Tuesday - 10/15/2013, 7:25am  ET

cps_dynamic_test_MG_4598.jpg
MGA Test Technician Dan Elwing fits a harness to the test dog, while CPS Founder Lindsey Wolko times the effort. (Courtesy of the Center for Pet Safety)
  • Gallery: (10 images)

WASHINGTON - Pet owners who put their dogs in harnesses during car trips may feel like they are protecting man's best friend, but a new study out of a Reston, Va., nonprofit shows many car restraints made for pooches don't really protect them in the event of an accident.

Car seats meant to keep kids safe have to undergo tough safety testing, but there are no safety standards for doggie car restraints.

"Pet owners are so shocked when we tell them that none of these products have to be tested," said Lindsey Wolko with the Center for Pet Safety (CPS).

Now, thanks to money from Subaru, the nonprofit has been able to test the claims of several dog harnesses.

Each manufacturer made claims that its product had either been tested, crash tested or offered crash protection.

"We ended up sampling 11 different harness brands for this effort across three different sizes.
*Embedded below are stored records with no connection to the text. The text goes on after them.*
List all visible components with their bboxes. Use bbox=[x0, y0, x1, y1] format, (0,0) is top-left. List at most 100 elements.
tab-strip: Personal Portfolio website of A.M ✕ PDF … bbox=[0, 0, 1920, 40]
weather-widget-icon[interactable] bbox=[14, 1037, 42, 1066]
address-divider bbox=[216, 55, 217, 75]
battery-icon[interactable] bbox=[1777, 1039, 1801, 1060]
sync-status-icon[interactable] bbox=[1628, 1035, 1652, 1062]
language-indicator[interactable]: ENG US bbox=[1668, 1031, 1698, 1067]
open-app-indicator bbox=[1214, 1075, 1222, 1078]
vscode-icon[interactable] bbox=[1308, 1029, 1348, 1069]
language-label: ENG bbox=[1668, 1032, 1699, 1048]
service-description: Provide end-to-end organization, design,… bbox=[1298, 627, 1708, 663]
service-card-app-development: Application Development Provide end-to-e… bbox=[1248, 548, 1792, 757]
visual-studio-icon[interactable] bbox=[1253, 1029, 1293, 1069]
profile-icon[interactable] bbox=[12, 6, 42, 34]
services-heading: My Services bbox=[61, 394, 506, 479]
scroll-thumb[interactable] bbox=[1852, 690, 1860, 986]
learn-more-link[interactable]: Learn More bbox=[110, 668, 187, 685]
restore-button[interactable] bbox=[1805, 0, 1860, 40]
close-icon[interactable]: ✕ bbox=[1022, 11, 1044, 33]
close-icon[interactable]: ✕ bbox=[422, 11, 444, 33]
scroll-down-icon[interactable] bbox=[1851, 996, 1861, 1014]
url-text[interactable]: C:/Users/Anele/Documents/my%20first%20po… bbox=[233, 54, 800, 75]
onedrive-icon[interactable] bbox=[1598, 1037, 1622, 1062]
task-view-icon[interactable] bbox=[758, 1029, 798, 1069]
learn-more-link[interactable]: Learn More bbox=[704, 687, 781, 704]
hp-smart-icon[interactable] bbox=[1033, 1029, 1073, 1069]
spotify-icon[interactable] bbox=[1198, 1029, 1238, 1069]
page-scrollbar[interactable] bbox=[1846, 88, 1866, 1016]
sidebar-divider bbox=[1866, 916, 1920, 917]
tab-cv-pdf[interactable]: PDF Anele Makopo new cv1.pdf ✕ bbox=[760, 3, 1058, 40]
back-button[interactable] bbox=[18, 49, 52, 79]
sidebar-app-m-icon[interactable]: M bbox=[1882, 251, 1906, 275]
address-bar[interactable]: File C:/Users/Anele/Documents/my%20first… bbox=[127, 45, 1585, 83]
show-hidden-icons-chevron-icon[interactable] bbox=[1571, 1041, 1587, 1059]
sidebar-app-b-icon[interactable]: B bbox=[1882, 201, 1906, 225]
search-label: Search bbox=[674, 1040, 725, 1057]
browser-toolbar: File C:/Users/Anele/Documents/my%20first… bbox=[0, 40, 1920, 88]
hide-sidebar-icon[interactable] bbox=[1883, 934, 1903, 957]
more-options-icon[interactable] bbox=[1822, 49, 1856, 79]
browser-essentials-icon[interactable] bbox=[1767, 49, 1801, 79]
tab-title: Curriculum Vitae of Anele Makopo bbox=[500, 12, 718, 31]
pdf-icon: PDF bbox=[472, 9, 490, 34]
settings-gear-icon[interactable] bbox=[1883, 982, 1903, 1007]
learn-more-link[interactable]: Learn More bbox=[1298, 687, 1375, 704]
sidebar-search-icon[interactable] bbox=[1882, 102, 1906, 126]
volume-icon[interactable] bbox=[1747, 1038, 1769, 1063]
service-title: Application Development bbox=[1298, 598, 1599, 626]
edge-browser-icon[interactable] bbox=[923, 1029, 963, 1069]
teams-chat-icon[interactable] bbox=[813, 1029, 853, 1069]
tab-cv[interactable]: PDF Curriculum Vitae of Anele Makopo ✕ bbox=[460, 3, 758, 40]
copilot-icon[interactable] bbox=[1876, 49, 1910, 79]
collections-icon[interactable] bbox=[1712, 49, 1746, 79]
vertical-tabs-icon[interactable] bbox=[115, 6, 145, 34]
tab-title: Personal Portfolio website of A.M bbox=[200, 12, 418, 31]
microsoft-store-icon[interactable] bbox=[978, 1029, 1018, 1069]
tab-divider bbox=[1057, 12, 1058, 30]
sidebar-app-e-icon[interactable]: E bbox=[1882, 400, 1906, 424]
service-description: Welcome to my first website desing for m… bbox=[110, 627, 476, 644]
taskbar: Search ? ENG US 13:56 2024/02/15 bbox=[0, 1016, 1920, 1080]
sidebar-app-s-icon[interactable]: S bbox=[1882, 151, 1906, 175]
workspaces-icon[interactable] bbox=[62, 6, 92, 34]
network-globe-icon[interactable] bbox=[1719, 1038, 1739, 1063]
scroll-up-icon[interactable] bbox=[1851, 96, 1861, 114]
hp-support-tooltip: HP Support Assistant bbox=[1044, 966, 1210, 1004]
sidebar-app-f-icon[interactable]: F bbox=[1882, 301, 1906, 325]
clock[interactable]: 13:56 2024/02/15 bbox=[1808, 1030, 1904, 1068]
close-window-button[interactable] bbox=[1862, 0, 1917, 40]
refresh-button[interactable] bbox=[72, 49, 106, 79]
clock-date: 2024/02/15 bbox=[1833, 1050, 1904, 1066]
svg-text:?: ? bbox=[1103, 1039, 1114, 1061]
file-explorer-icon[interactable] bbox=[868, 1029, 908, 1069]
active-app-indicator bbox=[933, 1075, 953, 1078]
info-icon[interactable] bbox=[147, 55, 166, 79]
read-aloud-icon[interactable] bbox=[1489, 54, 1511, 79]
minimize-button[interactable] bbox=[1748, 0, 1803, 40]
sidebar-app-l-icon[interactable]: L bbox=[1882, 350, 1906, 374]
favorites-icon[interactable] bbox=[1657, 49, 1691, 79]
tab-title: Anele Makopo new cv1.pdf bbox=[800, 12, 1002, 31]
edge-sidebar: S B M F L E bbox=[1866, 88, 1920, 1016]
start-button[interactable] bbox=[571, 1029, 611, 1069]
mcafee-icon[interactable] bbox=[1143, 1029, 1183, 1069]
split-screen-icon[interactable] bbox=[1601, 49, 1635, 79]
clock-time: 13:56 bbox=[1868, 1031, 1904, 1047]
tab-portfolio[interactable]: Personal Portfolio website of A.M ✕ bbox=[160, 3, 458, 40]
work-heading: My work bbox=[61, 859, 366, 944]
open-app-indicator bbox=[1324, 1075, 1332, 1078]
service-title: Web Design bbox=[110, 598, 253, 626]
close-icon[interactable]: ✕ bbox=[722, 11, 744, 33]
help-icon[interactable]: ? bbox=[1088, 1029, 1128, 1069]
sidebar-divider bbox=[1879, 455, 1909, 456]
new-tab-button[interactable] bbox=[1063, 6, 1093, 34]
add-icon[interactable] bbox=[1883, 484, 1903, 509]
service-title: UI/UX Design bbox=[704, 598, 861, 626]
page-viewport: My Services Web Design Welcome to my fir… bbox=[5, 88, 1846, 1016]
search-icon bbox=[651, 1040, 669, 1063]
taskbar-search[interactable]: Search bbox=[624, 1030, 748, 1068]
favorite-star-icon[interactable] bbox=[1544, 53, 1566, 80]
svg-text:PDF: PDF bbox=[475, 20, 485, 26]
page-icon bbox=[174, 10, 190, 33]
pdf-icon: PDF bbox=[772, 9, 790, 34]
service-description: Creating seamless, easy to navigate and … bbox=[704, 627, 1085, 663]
We did small, medium and large," said Wolko.

CPS developed three different, lifelike crash test dummy dogs on which to test the restraints: a 25-pound terrier mix, a 45-pound border collie and a 75-pound golden retriever.

The actual testing was done by an independent test facility in Manassas, Va.

Seven harnesses made it to the crash testing stage. Video of some of the crash testing can be watched below and the full study can be read on CPS' website.

"We had one brand stand out among all others because of the fact that it allowed the test dog to stay on the seat for the entirety of the test for every size," Wolko said.

That standout performer was the Sleepypod Clickit Utility Harness.

"It is the only three-point connection harness that's on the market that we've been able to locate. [It has a] very innovative design. It actually uses the latch anchors that are used for child safety seats in conjunction with the lap and shoulder belt combination that feeds through the back of the harness, and it really provides tremendous control of the animal," Wolko said.

Wolko says they hope to test more pet products.

"We're looking right now for funding partners to help us look at crates, carriers, barriers, other travel components," she said.

The larger goal of CPS' work is to propose quality and safety standards for pet products that manufacturers can use as guidelines in the future.